Le 28 janvier, l’Organisation mondiale de la santé (OMS) a exprimé sa « profonde inquiétude » face à la décision de l’administration Trump de suspendre le financement des programmes de lutte contre le sida dans les pays en développement. Cette décision, qui met en péril l’avenir de millions de patients sous traitement, suscite une levée de boucliers parmi les organisations internationales et les acteurs de terrain. Pour mieux comprendre les conséquences de cette mesure, nous avons interrogé Florent Maréchal, Directeur des Programmes de Solidarité Sida.
Déployé dans plus de 50 pays, le Programme présidentiel d’aide d’urgence à la lutte contre le sida (PEPFAR) est une initiative américaine lancée sous la présidence de George W. Bush il y a plus de vingt ans. Ce dispositif a permis de fournir des traitements antirétroviraux à 20 millions de patients et a sauvé plus de 26 millions de vies. En réduisant la mortalité liée au VIH, en limitant les nouvelles infections et en soutenant des milliers d’associations locales, le PEPFAR est devenu un pilier incontournable de la lutte contre la propagation du virus.
Florent Maréchal, Directeur des Programmes de Solidarité Sida, analyse les conséquences dramatiques de cette décision : « Les impacts d’une telle suppression sont catastrophiques : arrêt de l’accès aux soins et aux traitements pour 20 millions de personnes, une baisse considérable des programmes de prévention et de dépistage. Pour certaines associations, le PEPFAR représente 50 à 80% de leur budget annuel. Elles risquent donc de disparaître du jour au lendemain. Ce sont 30 ans de progrès, de travail acharné des associations communautaires qui risquent d’être effacés en quelques jours. C’est dramatique. »
Par ailleurs, cette suspension pourrait entraîner une hausse des nouvelles infections. « Le PEPFAR finance des actions de prévention, notamment auprès des publics les plus vulnérables. Si la prise en charge s’arrête et que les associations disparaissent, les risques de rupture dans les soins et le traitement sont inévitables. Une personne qui ne prend plus son traitement, ou de manière irrégulière, a un risque accru de transmission », alerte Florent Maréchal.
La recherche sur le VIH risque également d’en souffrir. Si les financements baissent, les avancées scientifiques sur les traitements seront compromises. « Aujourd’hui, nous ne travaillons pas seulement sur un remède curatif, mais aussi sur des thérapies allégées permettant aux patients de prendre leur traitement de manière plus espacée.
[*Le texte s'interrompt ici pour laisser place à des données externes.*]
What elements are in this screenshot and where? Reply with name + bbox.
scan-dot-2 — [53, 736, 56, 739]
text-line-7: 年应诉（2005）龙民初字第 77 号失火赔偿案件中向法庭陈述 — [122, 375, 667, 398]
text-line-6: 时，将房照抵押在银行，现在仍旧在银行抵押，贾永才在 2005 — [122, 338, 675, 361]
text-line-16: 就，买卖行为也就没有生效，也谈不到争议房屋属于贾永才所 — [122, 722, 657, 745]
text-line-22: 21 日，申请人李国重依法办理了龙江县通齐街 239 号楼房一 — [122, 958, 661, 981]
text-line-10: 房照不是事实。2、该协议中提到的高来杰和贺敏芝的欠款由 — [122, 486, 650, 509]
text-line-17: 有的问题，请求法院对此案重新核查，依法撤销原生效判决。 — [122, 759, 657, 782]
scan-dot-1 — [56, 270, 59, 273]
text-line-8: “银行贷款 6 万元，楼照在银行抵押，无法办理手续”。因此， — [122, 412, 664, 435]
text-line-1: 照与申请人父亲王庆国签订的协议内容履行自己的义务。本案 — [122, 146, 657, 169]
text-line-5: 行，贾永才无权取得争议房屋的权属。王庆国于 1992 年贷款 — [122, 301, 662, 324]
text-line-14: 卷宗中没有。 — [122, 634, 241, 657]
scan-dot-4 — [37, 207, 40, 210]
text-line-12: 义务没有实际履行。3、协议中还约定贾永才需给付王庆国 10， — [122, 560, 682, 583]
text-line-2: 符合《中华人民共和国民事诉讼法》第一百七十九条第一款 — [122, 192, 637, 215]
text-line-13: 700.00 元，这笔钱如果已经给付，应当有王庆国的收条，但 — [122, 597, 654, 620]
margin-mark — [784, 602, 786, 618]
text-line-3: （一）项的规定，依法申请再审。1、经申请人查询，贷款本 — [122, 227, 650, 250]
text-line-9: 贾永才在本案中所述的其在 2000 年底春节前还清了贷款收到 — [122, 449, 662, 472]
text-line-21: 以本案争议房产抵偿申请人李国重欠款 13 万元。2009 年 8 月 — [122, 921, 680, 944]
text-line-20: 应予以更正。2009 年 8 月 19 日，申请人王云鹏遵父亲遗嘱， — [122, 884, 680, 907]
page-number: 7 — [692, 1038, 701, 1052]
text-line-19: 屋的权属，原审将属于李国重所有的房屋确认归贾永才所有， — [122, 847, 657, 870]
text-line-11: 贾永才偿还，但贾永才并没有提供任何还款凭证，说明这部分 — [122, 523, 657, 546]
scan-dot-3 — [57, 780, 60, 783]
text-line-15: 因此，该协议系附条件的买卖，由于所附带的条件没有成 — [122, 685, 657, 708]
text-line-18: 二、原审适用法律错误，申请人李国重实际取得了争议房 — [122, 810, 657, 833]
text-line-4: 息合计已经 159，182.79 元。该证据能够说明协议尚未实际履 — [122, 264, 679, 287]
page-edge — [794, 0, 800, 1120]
Mais si des millions de personnes voient leur prise en charge interrompue, la priorité ne sera plus à la recherche mais à la survie », prévient le Directeur des Programmes de Solidarité Sida.
Face au retrait des États-Unis, l’Europe pourrait-elle combler le vide financier laissé par Washington ? « Je ne vois pas comment l’Europe pourrait remplacer ces financements du jour au lendemain. Prenons l’exemple de la France : le budget 2025 prévoit une coupe de près de 50% de l’Aide Publique au Développement, ce qui inclut l’aide à la santé mondiale. Nous sommes plus face à un renoncement qu’à une volonté de solidarité internationale », regrette Florent Maréchal.
La suspension du PEPFAR pourrait aussi influencer les politiques d’autres pays. « Si le premier contributeur mondial de la lutte contre le VIH/sida arrête ses financements, c’est un signal négatif pour toute la communauté internationale », met-il en garde. En cette période de repli sur soi, le risque est grand de voir d’autres gouvernements suivre l’exemple américain.
En 2015, la communauté internationale s’était fixé un objectif ambitieux : mettre fin au sida en tant que menace pour la santé publique d’ici 2030. Cet espoir semble aujourd’hui s’éloigner. « Avant même l’annonce américaine, cet objectif était déjà difficilement atteignable. Maintenant, avec la suppression du PEPFAR et les coupes budgétaires en France et ailleurs, il devient presque impossible », conclut Florent Maréchal.
Alors que le VIH touche encore 39 millions de personnes dans le monde, la communauté internationale est face à un véritable défi. La décision des États-Unis pourrait bien marquer un retour en arrière dramatique, mettant en péril des décennies de progrès dans la lutte contre la propagation du virus.